# Smoked Almonds - question



## brutus2600 (Apr 5, 2008)

Hey guys! I'm fairly new to the forums and smoking in general. Still learning the ropes, but I actually have a kind of weird question.

I found some of the threads about smoking almonds, and I love some smoked almonds. I didn't want anything fancy, just salted, smoked almonds. So I lightly coated some raw almonds in olive oil, then coated them in some salt, and stuck them in the smoker.

Had it at about 225-245, using oak lump charcoal and then apple wood chunks, and they were nice and crunchy, smokey, and delicious in about an hour.

Took them out, let them cool, then poured them in a container to keep them fresh...and all the salt fell off of the almonds and settled at the bottom of the container! Now I have some deliciously smoked almonds...with no salt on them 
	

	
	
		
		



		
			






What did I do wrong so that the salt fell off?

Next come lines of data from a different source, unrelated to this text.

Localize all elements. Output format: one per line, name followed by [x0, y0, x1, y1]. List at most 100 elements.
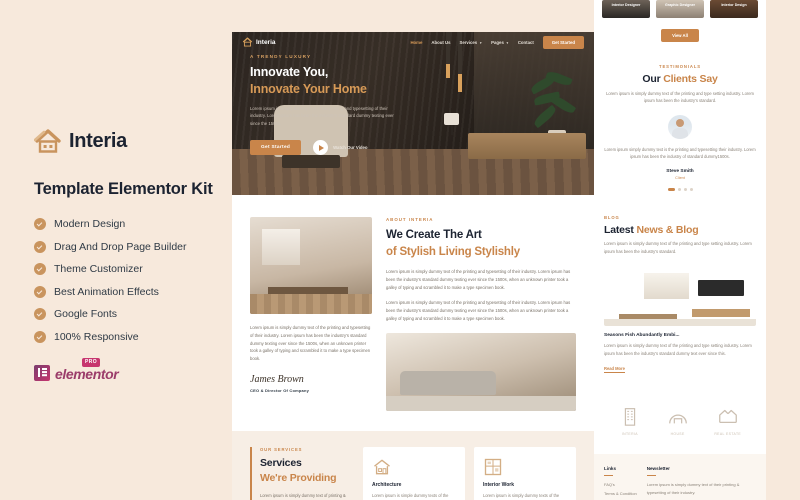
carousel-dot-active[interactable]: [667, 188, 675, 192]
footer-link-terms[interactable]: Terms & Condition: [604, 490, 637, 498]
nav-item-about-us[interactable]: About Us: [431, 40, 450, 45]
service-card-title: Architecture: [372, 482, 402, 489]
promo-title: Template Elementor Kit: [34, 180, 213, 198]
site-header: Interia Home About Us Services ▼ Pages ▼ C…: [232, 32, 594, 52]
blog-heading-plain: Latest: [604, 224, 637, 237]
brand-name: Interia: [69, 129, 127, 152]
elementor-wordmark: elementor: [55, 365, 119, 382]
hero-eyebrow: A Trendy Luxury: [250, 54, 312, 59]
service-card-text: Lorem ipsum is simple dummy texts of the…: [372, 493, 449, 499]
avatar: [668, 114, 692, 139]
check-circle-icon: [34, 285, 46, 298]
about-right-column: About Interia We Create The Art of Styli…: [386, 217, 576, 412]
header-cta-button[interactable]: Get Started: [542, 35, 584, 49]
carousel-dot[interactable]: [689, 188, 693, 192]
hero-section: Interia Home About Us Services ▼ Pages ▼ C…: [232, 32, 594, 195]
newsletter-text: Lorem ipsum is simply dummy text of thei…: [646, 482, 740, 496]
testimonials-section: Testimonials Our Clients Say Lorem ipsum…: [594, 54, 766, 205]
site-footer: Links FAQ's Terms & Condition Support He…: [594, 454, 766, 500]
testimonials-eyebrow: Testimonials: [659, 64, 701, 69]
partner-label: HOUSE: [670, 432, 685, 437]
website-mockup-right: Interior Designer Graphic Designer Inter…: [594, 0, 766, 500]
elementor-mark-icon: [34, 364, 50, 381]
service-card-title: Interior Work: [483, 482, 515, 489]
hero-heading-line1: Innovate You,: [250, 65, 329, 79]
check-circle-icon: [34, 308, 46, 320]
elementor-logo: elementor PRO: [34, 357, 232, 382]
check-circle-icon: [34, 330, 46, 343]
services-eyebrow: Our Services: [260, 447, 303, 453]
nav-item-pages[interactable]: Pages ▼: [491, 40, 509, 45]
check-circle-icon: [34, 240, 46, 253]
nav-item-services[interactable]: Services ▼: [460, 40, 483, 45]
portfolio-thumbnails: Interior Designer Graphic Designer Inter…: [594, 0, 766, 18]
blog-read-more-link[interactable]: Read More: [604, 366, 625, 374]
newsletter-heading: Newsletter: [646, 466, 670, 472]
blog-post-title: Seasons Fish Abundantly Embi...: [604, 332, 680, 338]
site-logo[interactable]: Interia: [242, 37, 276, 47]
service-card-interior-work[interactable]: Interior Work Lorem ipsum is simply dumm…: [474, 447, 576, 500]
nav-item-contact[interactable]: Contact: [518, 40, 534, 45]
portfolio-thumb[interactable]: Interior Design: [710, 0, 758, 18]
blog-subtitle: Lorem ipsum is simply dummy text of the …: [604, 241, 752, 254]
about-eyebrow: About Interia: [386, 217, 434, 222]
portfolio-thumb-label: Interior Design: [721, 3, 747, 7]
hero-cta-row: Get Started Watch Our Video: [250, 140, 425, 156]
blog-post-card[interactable]: Seasons Fish Abundantly Embi... Lorem ip…: [604, 264, 756, 375]
carousel-dot[interactable]: [677, 188, 681, 192]
about-paragraph-1: Lorem ipsum is simply dummy text of the …: [386, 269, 571, 291]
about-heading: We Create The Art of Stylish Living Styl…: [386, 227, 576, 260]
twin-roof-icon: [717, 409, 739, 431]
hero-get-started-button[interactable]: Get Started: [250, 140, 302, 156]
feature-item: Google Fonts: [34, 308, 232, 320]
site-logo-text: Interia: [256, 38, 276, 46]
services-section: Our Services Services We're Providing Lo…: [232, 431, 594, 500]
feature-label: Theme Customizer: [54, 263, 143, 275]
hero-copy: A Trendy Luxury Innovate You, Innovate Y…: [250, 54, 425, 156]
feature-item: Modern Design: [34, 218, 232, 230]
portfolio-thumb-label: Graphic Designer: [665, 3, 695, 7]
nav-item-home[interactable]: Home: [410, 40, 422, 45]
partner-logo: HOUSE: [667, 405, 689, 436]
building-tower-icon: [619, 408, 641, 431]
brand-lockup: Interia: [33, 128, 232, 154]
check-circle-icon: [34, 263, 46, 275]
portfolio-view-all-button[interactable]: View All: [661, 29, 699, 42]
testimonials-heading-accent: Clients Say: [663, 73, 718, 85]
footer-links-column: Links FAQ's Terms & Condition Support He…: [604, 466, 637, 500]
footer-links-heading: Links: [604, 466, 616, 472]
feature-label: Drag And Drop Page Builder: [54, 240, 187, 253]
carousel-dot[interactable]: [683, 188, 687, 192]
play-triangle-icon[interactable]: [313, 140, 329, 156]
portfolio-thumb[interactable]: Interior Designer: [602, 0, 650, 18]
services-heading: Services We're Providing: [260, 456, 354, 485]
hero-heading: Innovate You, Innovate Your Home: [250, 64, 425, 98]
testimonials-subtitle: Lorem ipsum is simply dummy text of the …: [606, 91, 754, 104]
chevron-down-icon: ▼: [479, 40, 483, 45]
portfolio-thumb[interactable]: Graphic Designer: [656, 0, 704, 18]
about-signature: James Brown: [250, 373, 304, 385]
testimonials-heading: Our Clients Say: [604, 73, 756, 85]
about-heading-line2: of Stylish Living Stylishly: [386, 245, 520, 258]
portfolio-thumb-label: Interior Designer: [611, 3, 641, 7]
feature-item: Best Animation Effects: [34, 285, 232, 298]
hero-paragraph: Lorem ipsum is simply dummy text of the …: [250, 105, 394, 126]
blog-eyebrow: Blog: [604, 215, 620, 221]
footer-link-faqs[interactable]: FAQ's: [604, 481, 637, 489]
page-right-margin: [766, 0, 800, 500]
testimonials-heading-plain: Our: [642, 73, 664, 85]
partner-logo: REAL ESTATE: [714, 405, 741, 436]
blog-heading: Latest News & Blog: [604, 224, 756, 236]
blog-section: Blog Latest News & Blog Lorem ipsum is s…: [594, 205, 766, 389]
footer-heading-rule: [604, 475, 613, 477]
site-nav: Home About Us Services ▼ Pages ▼ Contact G…: [410, 35, 584, 49]
service-card-architecture[interactable]: Architecture Lorem ipsum is simple dummy…: [363, 447, 465, 500]
about-heading-line1: We Create The Art: [386, 229, 482, 241]
hero-credenza: [468, 133, 586, 159]
feature-label: Google Fonts: [54, 308, 118, 320]
chevron-down-icon: ▼: [505, 40, 509, 45]
hero-video-label: Watch Our Video: [333, 144, 368, 150]
blog-heading-accent: News & Blog: [636, 224, 699, 237]
hero-video-link[interactable]: Watch Our Video: [313, 140, 368, 156]
footer-heading-rule: [646, 475, 656, 477]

P.S. I have a batch of a sweet/spicy almonds in the smoker right now. I'll let you know how those turned out


----------



## workoutchamp (Apr 5, 2008)

Brutus,

I would say almonds could withstand a soaking in salt water brine, but not positive - give it a whirl.  Where is Alton Brown when you need him.

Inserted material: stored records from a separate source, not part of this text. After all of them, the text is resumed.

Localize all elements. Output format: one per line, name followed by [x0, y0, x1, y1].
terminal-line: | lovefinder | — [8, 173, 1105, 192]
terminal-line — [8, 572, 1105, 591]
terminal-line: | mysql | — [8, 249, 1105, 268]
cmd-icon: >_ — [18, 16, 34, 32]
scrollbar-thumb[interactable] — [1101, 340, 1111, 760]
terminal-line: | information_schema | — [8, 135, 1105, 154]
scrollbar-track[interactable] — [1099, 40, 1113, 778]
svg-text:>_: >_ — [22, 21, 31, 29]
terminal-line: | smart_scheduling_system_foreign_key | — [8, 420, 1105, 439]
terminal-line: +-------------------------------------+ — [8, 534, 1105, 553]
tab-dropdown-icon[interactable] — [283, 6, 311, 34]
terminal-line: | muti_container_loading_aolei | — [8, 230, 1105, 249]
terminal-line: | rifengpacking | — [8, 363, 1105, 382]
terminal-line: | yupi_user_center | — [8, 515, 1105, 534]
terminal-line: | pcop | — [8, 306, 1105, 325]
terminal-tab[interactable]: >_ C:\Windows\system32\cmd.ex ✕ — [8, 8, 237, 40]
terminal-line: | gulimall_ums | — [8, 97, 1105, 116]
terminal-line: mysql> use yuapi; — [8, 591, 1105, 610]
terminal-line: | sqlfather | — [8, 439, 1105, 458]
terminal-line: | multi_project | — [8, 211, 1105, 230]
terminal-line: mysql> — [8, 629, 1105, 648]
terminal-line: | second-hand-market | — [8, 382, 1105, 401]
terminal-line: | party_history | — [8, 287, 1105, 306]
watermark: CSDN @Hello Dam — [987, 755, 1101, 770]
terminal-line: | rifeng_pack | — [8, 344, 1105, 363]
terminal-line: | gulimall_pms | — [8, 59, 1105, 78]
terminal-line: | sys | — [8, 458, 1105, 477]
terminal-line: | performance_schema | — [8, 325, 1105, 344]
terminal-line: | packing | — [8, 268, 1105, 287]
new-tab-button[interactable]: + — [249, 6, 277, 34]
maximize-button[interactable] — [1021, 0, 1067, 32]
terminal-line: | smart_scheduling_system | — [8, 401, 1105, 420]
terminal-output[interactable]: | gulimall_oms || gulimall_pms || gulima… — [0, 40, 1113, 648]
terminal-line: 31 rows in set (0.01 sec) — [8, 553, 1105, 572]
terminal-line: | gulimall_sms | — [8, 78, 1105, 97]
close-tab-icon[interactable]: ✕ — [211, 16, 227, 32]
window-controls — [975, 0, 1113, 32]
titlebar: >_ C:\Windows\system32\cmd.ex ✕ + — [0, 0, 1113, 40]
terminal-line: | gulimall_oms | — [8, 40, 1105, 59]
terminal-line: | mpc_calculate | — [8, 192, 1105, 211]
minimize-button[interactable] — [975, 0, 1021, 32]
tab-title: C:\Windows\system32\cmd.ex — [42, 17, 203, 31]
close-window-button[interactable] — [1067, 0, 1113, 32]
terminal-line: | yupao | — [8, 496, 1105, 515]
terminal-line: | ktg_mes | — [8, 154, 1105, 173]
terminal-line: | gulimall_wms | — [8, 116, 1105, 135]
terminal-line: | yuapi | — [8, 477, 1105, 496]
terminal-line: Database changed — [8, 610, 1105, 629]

If you like salty and spicy nuts like I do - you must try these - very easy - true.

Big Bad Brad's Kentucky Gunpowder Nuts

1 tablespoon coarse salt
2 tablespoons cayenne pepper
1 1/4 teaspoons smoked paprika - http://www.bourbonbarrelfoods.com/products.html - no, no friend or relative, just a fellow KY guy 
	

	
	
		
		



		
		
	


	




1/2 cup sugar
2 large egg whites
5 cups pecan halves

1.  Heat the oven to 300 degrees.  Line two rimmed baking sheets with parchment (must do!).  In a small bowl, combine the salt, cayenne pepper, paprika, and sugar; set aside.  

2.  In a medium bowl, beat the egg whites with a small whisk until foamy.  Whisk in the spice mixture.  Stir in the pecans.  

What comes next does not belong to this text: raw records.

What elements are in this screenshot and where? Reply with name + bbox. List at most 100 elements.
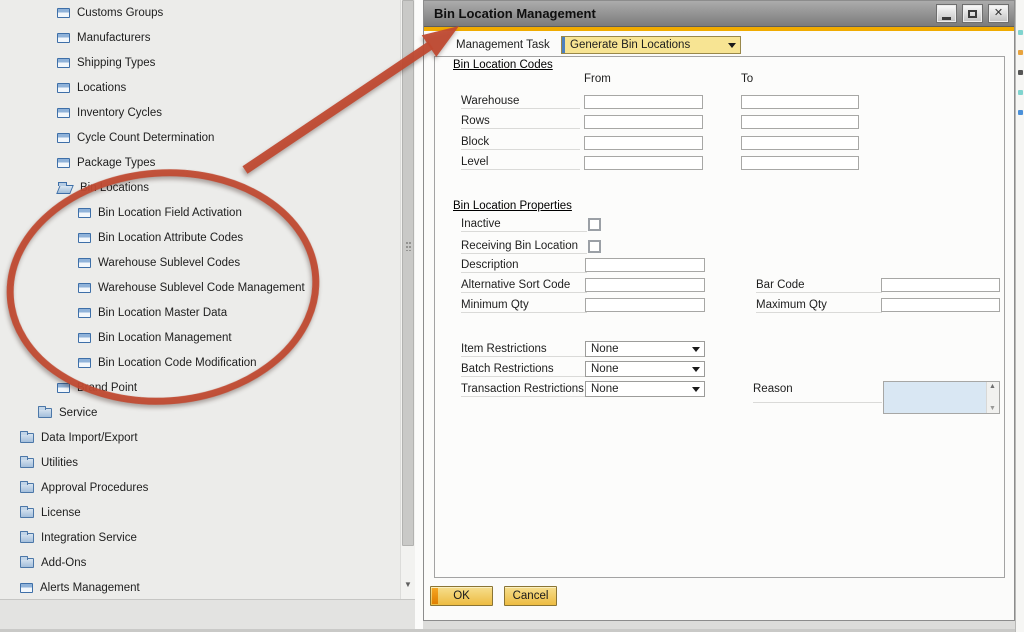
description-input[interactable] xyxy=(585,258,705,272)
item-restrictions-dropdown[interactable]: None xyxy=(585,341,705,357)
tree-item-warehouse-sublevel-codes[interactable]: Warehouse Sublevel Codes xyxy=(0,250,400,275)
management-task-dropdown[interactable]: Generate Bin Locations xyxy=(561,36,741,54)
tree-item-integration-service[interactable]: Integration Service xyxy=(0,525,400,550)
warehouse-to-input[interactable] xyxy=(741,95,859,109)
label-inactive: Inactive xyxy=(461,217,587,232)
tree-scrollbar-down-button[interactable]: ▼ xyxy=(401,576,415,592)
tree-item-alerts-management[interactable]: Alerts Management xyxy=(0,575,400,599)
level-from-input[interactable] xyxy=(584,156,703,170)
minimize-button[interactable] xyxy=(936,4,957,23)
rows-from-input[interactable] xyxy=(584,115,703,129)
reason-disabled-field xyxy=(884,382,986,413)
warehouse-from-input[interactable] xyxy=(584,95,703,109)
tree-item-bin-locations[interactable]: Bin Locations xyxy=(0,175,400,200)
folder-closed-icon xyxy=(20,533,34,543)
tree-item-manufacturers[interactable]: Manufacturers xyxy=(0,25,400,50)
tree-item-label: Data Import/Export xyxy=(41,432,138,444)
maximum-qty-input[interactable] xyxy=(881,298,1000,312)
label-transaction-restrictions: Transaction Restrictions xyxy=(461,382,587,397)
close-button[interactable]: ✕ xyxy=(988,4,1009,23)
tree-item-brand-point[interactable]: Brand Point xyxy=(0,375,400,400)
tree-footer-strip xyxy=(0,599,416,632)
tree-item-inventory-cycles[interactable]: Inventory Cycles xyxy=(0,100,400,125)
tree-item-locations[interactable]: Locations xyxy=(0,75,400,100)
tree-item-approval-procedures[interactable]: Approval Procedures xyxy=(0,475,400,500)
tree-item-data-import-export[interactable]: Data Import/Export xyxy=(0,425,400,450)
alternative-sort-code-input[interactable] xyxy=(585,278,705,292)
receiving-bin-location-checkbox[interactable] xyxy=(588,240,601,253)
tree-item-label: Bin Location Field Activation xyxy=(98,207,242,219)
label-receiving-bin-location: Receiving Bin Location xyxy=(461,239,587,254)
tree-item-label: Shipping Types xyxy=(77,57,155,69)
tree-item-label: Add-Ons xyxy=(41,557,86,569)
document-icon xyxy=(57,8,70,18)
background-icon-speck xyxy=(1018,90,1023,95)
label-alternative-sort-code: Alternative Sort Code xyxy=(461,278,587,293)
maximize-button[interactable] xyxy=(962,4,983,23)
document-icon xyxy=(78,258,91,268)
tree-item-label: Brand Point xyxy=(77,382,137,394)
ok-button[interactable]: OK xyxy=(430,586,493,606)
tree-item-bin-location-field-activation[interactable]: Bin Location Field Activation xyxy=(0,200,400,225)
label-reason: Reason xyxy=(753,382,882,403)
tree-item-warehouse-sublevel-code-management[interactable]: Warehouse Sublevel Code Management xyxy=(0,275,400,300)
close-icon: ✕ xyxy=(994,8,1003,19)
document-icon xyxy=(78,208,91,218)
scroll-down-icon: ▼ xyxy=(989,405,996,412)
tree-item-bin-location-code-modification[interactable]: Bin Location Code Modification xyxy=(0,350,400,375)
tree-item-label: Alerts Management xyxy=(40,582,140,594)
tree-item-utilities[interactable]: Utilities xyxy=(0,450,400,475)
chevron-down-icon xyxy=(728,43,736,48)
document-icon xyxy=(20,583,33,593)
inactive-checkbox[interactable] xyxy=(588,218,601,231)
tree-item-license[interactable]: License xyxy=(0,500,400,525)
document-icon xyxy=(78,308,91,318)
rows-to-input[interactable] xyxy=(741,115,859,129)
tree-item-bin-location-master-data[interactable]: Bin Location Master Data xyxy=(0,300,400,325)
label-warehouse: Warehouse xyxy=(461,94,580,109)
document-icon xyxy=(78,233,91,243)
tree-item-customs-groups[interactable]: Customs Groups xyxy=(0,0,400,25)
tree-item-add-ons[interactable]: Add-Ons xyxy=(0,550,400,575)
transaction-restrictions-dropdown[interactable]: None xyxy=(585,381,705,397)
document-icon xyxy=(57,58,70,68)
label-batch-restrictions: Batch Restrictions xyxy=(461,362,587,377)
tree-item-shipping-types[interactable]: Shipping Types xyxy=(0,50,400,75)
tree-item-cycle-count-determination[interactable]: Cycle Count Determination xyxy=(0,125,400,150)
tree-item-label: Package Types xyxy=(77,157,155,169)
chevron-down-icon xyxy=(692,387,700,392)
tree-item-bin-location-management[interactable]: Bin Location Management xyxy=(0,325,400,350)
tree-item-label: Warehouse Sublevel Code Management xyxy=(98,282,305,294)
block-to-input[interactable] xyxy=(741,136,859,150)
tree-item-label: Bin Location Attribute Codes xyxy=(98,232,243,244)
reason-scrollbar[interactable]: ▲ ▼ xyxy=(986,382,999,413)
chevron-down-icon xyxy=(692,347,700,352)
label-rows: Rows xyxy=(461,114,580,129)
menu-tree-panel: Customs GroupsManufacturers Shipping Type… xyxy=(0,0,400,599)
block-from-input[interactable] xyxy=(584,136,703,150)
management-task-value: Generate Bin Locations xyxy=(570,39,690,51)
column-header-to: To xyxy=(741,73,753,85)
scroll-up-icon: ▲ xyxy=(989,383,996,390)
tree-item-package-types[interactable]: Package Types xyxy=(0,150,400,175)
item-restrictions-value: None xyxy=(591,343,619,355)
document-icon xyxy=(78,283,91,293)
transaction-restrictions-value: None xyxy=(591,383,619,395)
window-titlebar[interactable]: Bin Location Management xyxy=(424,1,1014,27)
bin-location-management-window: Bin Location Management ✕ Management Tas… xyxy=(423,0,1015,621)
cancel-button[interactable]: Cancel xyxy=(504,586,557,606)
folder-closed-icon xyxy=(20,483,34,493)
label-description: Description xyxy=(461,258,587,273)
tree-item-service[interactable]: Service xyxy=(0,400,400,425)
label-minimum-qty: Minimum Qty xyxy=(461,298,587,313)
tree-item-label: Bin Location Master Data xyxy=(98,307,227,319)
tree-item-label: Cycle Count Determination xyxy=(77,132,214,144)
batch-restrictions-dropdown[interactable]: None xyxy=(585,361,705,377)
folder-closed-icon xyxy=(20,458,34,468)
tree-scrollbar-thumb[interactable] xyxy=(402,0,414,546)
bar-code-input[interactable] xyxy=(881,278,1000,292)
level-to-input[interactable] xyxy=(741,156,859,170)
maximize-icon xyxy=(968,10,977,18)
minimum-qty-input[interactable] xyxy=(585,298,705,312)
tree-item-bin-location-attribute-codes[interactable]: Bin Location Attribute Codes xyxy=(0,225,400,250)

Spread the coated pecans in a single layer onto the baking sheets.  Bake for about 15 minutes at 300, then reduce the oven temperature to 250 degrees.  Rotate the pans in the oven, and cook for 10 minutes more.  Immediately spread the pecans in a single layer on parchment.  Set aside to cool. 

Bet you can't eat just one.
	

	
	
		
		



		
		
	


	





Enjoy, Brad


----------